One excellent, recent example of U.S. neglect in Asia is the Solomon Islands, where China last year shocked Washington and its allies in Australia and New Zealand by sealing a deal to provide security to the island nation in return for a possible naval base. Gaining a base in the Solomons would give China a way to puncture U.S. archipelagic defenses that stretch from Japan (buying hundreds of U.S. cruise missiles) to Australia (now buying U.S. nuclear submarines) and thus strengthen China’s ability to pressure Taiwan and harry its neighbors in the South China Sea. In response to this apparent diplomatic coup, Washington last month rushed officials to Honiara—where there is a permanent memorial to U.S. soldiers killed liberating it in 1943 from the Japanese in the Battle of Guadalcanal—to re-open an embassy that it kept shuttered for 30 years.

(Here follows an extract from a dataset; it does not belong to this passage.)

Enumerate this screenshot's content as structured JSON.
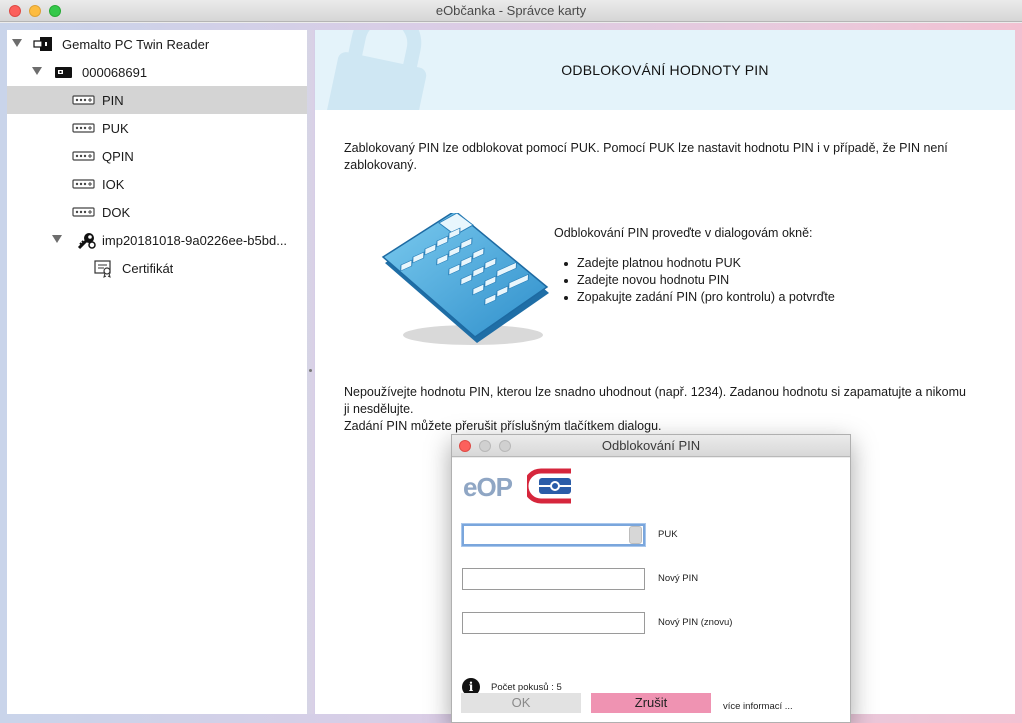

Oh yeah, those Solomon Islands!
Washington’s surprise is all the more, well, surprising given that it began describing China’s rise as a threat within six months of China’s admission to the WTO and after then-President Barack Obama ten years ago announced a “pivot to Asia” that pledged cooperation with China, but which was in large measure a plan to counter it.
In its article on the U.S. intelligence community’s assessment, The New York Times repeats allegations by the Administration of U.S. President Joe Biden that China has been considering providing military aid to Russia for use in Ukraine. The White House still hasn’t produced any evidence to support this insight into Beijing’s policy considerations. Instead, it’s employed a gaslighting tactic described last month in this space.
The Times helpfully adds some new embroidery of its own: that China was trying to find a way to secretly funnel ammunition to Russia. But the only evidence it provides is a link to a conversation between its own reporters in a podcast that also provides no evidence. Instead, the conversation speculates that the Administration’s allegations appear to be working because, hey, there’s still no evidence China has started supplying ammunition to Russia. And China appears instead to be sticking to the very same policies it’s had since Russia’s invasion of Ukraine began. Only now we have muscular U.S. diplomacy to thank for China’s restraint.